An interesting observation in the present study was that finger tapping speed, a measure of hand dexterity and fine motor control, was higher in CWE compared to controls. Boelen et al.  also observed better fine motor control among CWE compared with control group. They, however, considered it a chance effect. It is likely that the better performance by CWE is behavioural. Tanner and colleagues have shown that intentional sub-optimal performance of tapping task can be simulated by persons motivated to perform less than optimally . It may also be true that people who were more motivated to perform optimally will tap faster than those who were not. Children with epilepsy might have been more enthusiastic about the test being a part of their management than were controls. Henkin et al.  however, reported worse finger tapping in CWE compared to healthy controls. The reason for the difference in the current study is not clear. This observation, however, may need further investigation and possibly a prospective approach.
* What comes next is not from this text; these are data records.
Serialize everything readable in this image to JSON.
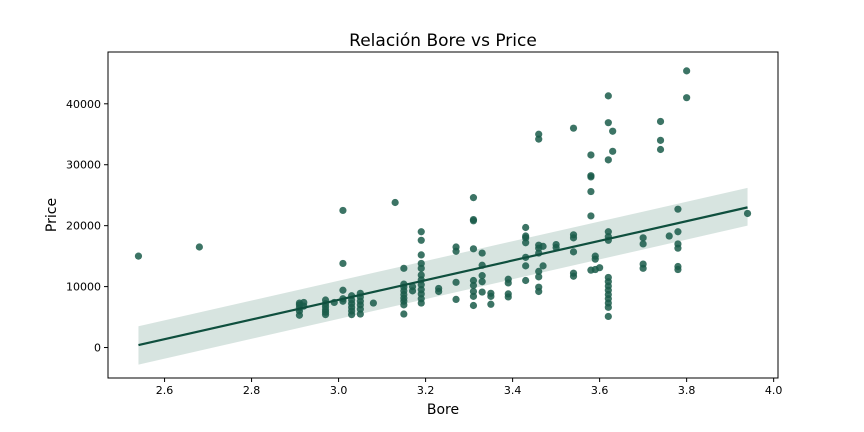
{
  "chart_data": {
    "type": "scatter",
    "title": "Relación Bore vs Price",
    "xlabel": "Bore",
    "ylabel": "Price",
    "xlim": [
      2.47,
      4.01
    ],
    "ylim": [
      -5000,
      48500
    ],
    "xticks": [
      "2.6",
      "2.8",
      "3.0",
      "3.2",
      "3.4",
      "3.6",
      "3.8",
      "4.0"
    ],
    "yticks": [
      "0",
      "10000",
      "20000",
      "30000",
      "40000"
    ],
    "grid": false,
    "colors": {
      "points": "#1a5c4a",
      "line": "#0f4f3e",
      "band": "#b7cec6"
    },
    "regression": {
      "x": [
        2.54,
        3.94
      ],
      "y": [
        400,
        23000
      ],
      "ci_lower": [
        -2800,
        20000
      ],
      "ci_upper": [
        3500,
        26200
      ]
    },
    "points": [
      [
        2.54,
        15000
      ],
      [
        2.68,
        16500
      ],
      [
        2.91,
        7000
      ],
      [
        2.91,
        6500
      ],
      [
        2.91,
        6000
      ],
      [
        2.91,
        5300
      ],
      [
        2.91,
        7300
      ],
      [
        2.92,
        6800
      ],
      [
        2.92,
        7400
      ],
      [
        2.97,
        7800
      ],
      [
        2.97,
        7200
      ],
      [
        2.97,
        6700
      ],
      [
        2.97,
        6200
      ],
      [
        2.97,
        5800
      ],
      [
        2.97,
        5400
      ],
      [
        2.99,
        7400
      ],
      [
        3.01,
        8000
      ],
      [
        3.01,
        7600
      ],
      [
        3.01,
        9400
      ],
      [
        3.01,
        13800
      ],
      [
        3.01,
        22500
      ],
      [
        3.03,
        8500
      ],
      [
        3.03,
        7800
      ],
      [
        3.03,
        7200
      ],
      [
        3.03,
        6600
      ],
      [
        3.03,
        6000
      ],
      [
        3.03,
        5400
      ],
      [
        3.05,
        8900
      ],
      [
        3.05,
        8300
      ],
      [
        3.05,
        7600
      ],
      [
        3.05,
        7000
      ],
      [
        3.05,
        6300
      ],
      [
        3.05,
        5500
      ],
      [
        3.08,
        7300
      ],
      [
        3.13,
        23800
      ],
      [
        3.15,
        13000
      ],
      [
        3.15,
        10400
      ],
      [
        3.15,
        9900
      ],
      [
        3.15,
        9300
      ],
      [
        3.15,
        8700
      ],
      [
        3.15,
        8100
      ],
      [
        3.15,
        7600
      ],
      [
        3.15,
        7000
      ],
      [
        3.15,
        5500
      ],
      [
        3.17,
        10000
      ],
      [
        3.17,
        9300
      ],
      [
        3.19,
        19000
      ],
      [
        3.19,
        17600
      ],
      [
        3.19,
        15200
      ],
      [
        3.19,
        13800
      ],
      [
        3.19,
        13000
      ],
      [
        3.19,
        11900
      ],
      [
        3.19,
        11100
      ],
      [
        3.19,
        10300
      ],
      [
        3.19,
        9500
      ],
      [
        3.19,
        8800
      ],
      [
        3.19,
        8000
      ],
      [
        3.19,
        7300
      ],
      [
        3.23,
        9200
      ],
      [
        3.23,
        9700
      ],
      [
        3.27,
        16500
      ],
      [
        3.27,
        15800
      ],
      [
        3.27,
        10700
      ],
      [
        3.27,
        7900
      ],
      [
        3.31,
        24600
      ],
      [
        3.31,
        21000
      ],
      [
        3.31,
        20800
      ],
      [
        3.31,
        16200
      ],
      [
        3.31,
        11000
      ],
      [
        3.31,
        10200
      ],
      [
        3.31,
        9200
      ],
      [
        3.31,
        8400
      ],
      [
        3.31,
        6900
      ],
      [
        3.33,
        15500
      ],
      [
        3.33,
        13500
      ],
      [
        3.33,
        11800
      ],
      [
        3.33,
        10800
      ],
      [
        3.33,
        9100
      ],
      [
        3.35,
        8900
      ],
      [
        3.35,
        8400
      ],
      [
        3.35,
        7100
      ],
      [
        3.39,
        11200
      ],
      [
        3.39,
        10600
      ],
      [
        3.39,
        8800
      ],
      [
        3.39,
        8300
      ],
      [
        3.43,
        19700
      ],
      [
        3.43,
        18300
      ],
      [
        3.43,
        18000
      ],
      [
        3.43,
        17200
      ],
      [
        3.43,
        14800
      ],
      [
        3.43,
        13400
      ],
      [
        3.43,
        11000
      ],
      [
        3.46,
        35000
      ],
      [
        3.46,
        34200
      ],
      [
        3.46,
        16800
      ],
      [
        3.46,
        16300
      ],
      [
        3.46,
        15500
      ],
      [
        3.46,
        12500
      ],
      [
        3.46,
        11600
      ],
      [
        3.46,
        9900
      ],
      [
        3.46,
        9200
      ],
      [
        3.47,
        16600
      ],
      [
        3.47,
        13400
      ],
      [
        3.5,
        16900
      ],
      [
        3.5,
        16400
      ],
      [
        3.54,
        36000
      ],
      [
        3.54,
        18500
      ],
      [
        3.54,
        18000
      ],
      [
        3.54,
        15700
      ],
      [
        3.54,
        12200
      ],
      [
        3.54,
        11700
      ],
      [
        3.58,
        31600
      ],
      [
        3.58,
        28200
      ],
      [
        3.58,
        28000
      ],
      [
        3.58,
        25600
      ],
      [
        3.58,
        21600
      ],
      [
        3.58,
        12700
      ],
      [
        3.59,
        15000
      ],
      [
        3.59,
        14500
      ],
      [
        3.59,
        12800
      ],
      [
        3.6,
        13100
      ],
      [
        3.62,
        41300
      ],
      [
        3.62,
        36900
      ],
      [
        3.62,
        30800
      ],
      [
        3.62,
        19000
      ],
      [
        3.62,
        18200
      ],
      [
        3.62,
        17600
      ],
      [
        3.62,
        11500
      ],
      [
        3.62,
        10800
      ],
      [
        3.62,
        10100
      ],
      [
        3.62,
        9400
      ],
      [
        3.62,
        8700
      ],
      [
        3.62,
        8000
      ],
      [
        3.62,
        7300
      ],
      [
        3.62,
        6600
      ],
      [
        3.62,
        5100
      ],
      [
        3.63,
        35500
      ],
      [
        3.63,
        32200
      ],
      [
        3.7,
        18000
      ],
      [
        3.7,
        17000
      ],
      [
        3.7,
        13700
      ],
      [
        3.7,
        13000
      ],
      [
        3.74,
        37100
      ],
      [
        3.74,
        34000
      ],
      [
        3.74,
        32500
      ],
      [
        3.76,
        18300
      ],
      [
        3.78,
        22700
      ],
      [
        3.78,
        19000
      ],
      [
        3.78,
        17000
      ],
      [
        3.78,
        16300
      ],
      [
        3.78,
        13300
      ],
      [
        3.78,
        12800
      ],
      [
        3.8,
        45400
      ],
      [
        3.8,
        41000
      ],
      [
        3.94,
        22000
      ]
    ]
  }
}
Anti-epileptic drug treatment may not significantly impair psychomotor function as previously suggested [8, 18,19,20,21]. In the present study, the performance of children on AED was not significantly different from the result of their counterparts who were recently diagnosed and not on AED treatment on all tests. This observation is in agreement with the findings of Boelen et al.  among 87 Dutch children with uncomplicated epilepsy. They observed that AEDs drug load (defined as the ratio of prescribed daily dose to defined daily dose) did not significantly affect psychomotor function in CWE. Similarly, Rathouz et al.  in a 6-year prospective study of 69 children with epilepsy reported that the psychomotor impairment noted at the onset of seizures did not change with treatment at 6 years follow-up. Some studies assessing psychomotor performance of CWE following discontinuation of AEDs have reported significant improvement with re-testing [22, 23]. It is probable that the improvement in psychomotor performance was due to test–retest advantage (practice effect) rather than reversal of AED-induced psychomotor slowing.
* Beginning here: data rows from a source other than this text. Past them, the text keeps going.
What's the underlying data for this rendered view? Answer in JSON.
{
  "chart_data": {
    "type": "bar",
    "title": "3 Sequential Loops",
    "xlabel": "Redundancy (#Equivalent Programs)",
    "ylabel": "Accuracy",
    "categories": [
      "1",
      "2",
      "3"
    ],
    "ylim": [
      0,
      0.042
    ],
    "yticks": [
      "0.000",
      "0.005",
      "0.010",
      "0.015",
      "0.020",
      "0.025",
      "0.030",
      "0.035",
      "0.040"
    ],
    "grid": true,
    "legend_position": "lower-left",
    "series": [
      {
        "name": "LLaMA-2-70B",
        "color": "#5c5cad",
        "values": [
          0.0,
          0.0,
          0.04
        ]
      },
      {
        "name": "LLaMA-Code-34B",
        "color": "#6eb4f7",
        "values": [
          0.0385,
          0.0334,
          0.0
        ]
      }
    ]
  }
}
In the current study, the duration of treatment appears to be associated with improved psychomotor performance. Children who have been on AED treatment for more than 5 years had a better profile for auditory reaction than those with lesser duration of treatment. Similar observations were made with respect to visual reaction and fine motor control although both were not statistically significant. Studies on the effect of AED treatment on psychomotor performance have been inconclusive. A few authors have however, reported improvement in psychomotor abilities following commencement of AED treatment [2, 7]. It is likely, that the improvement of psychomotor function is as a result of reduced disturbance from recurrent seizures.
In the present study, psychomotor slowing was more prominent in children whose seizure started before their fifth birthday compared to those whose seizure onset was later. While this is plausible, most studies of psychomotor function in children have not considered the influence of age of onset on psychomotor performance. Younger age at onset of epilepsy has been associated with poorer cognitive function in CWE [8, 24,25,26]. Epileptiform discharges at young age could disrupt brain circuits’ formation and negatively affect neurodevelopmental processes including synaptogenesis and apoptosis . These interferences would ultimately result in slow impulse generation and transmission and commonly manifest as slow reaction times. Similarly, earlier seizure may suggest more severe neuronal injury and thus greater functional abnormality.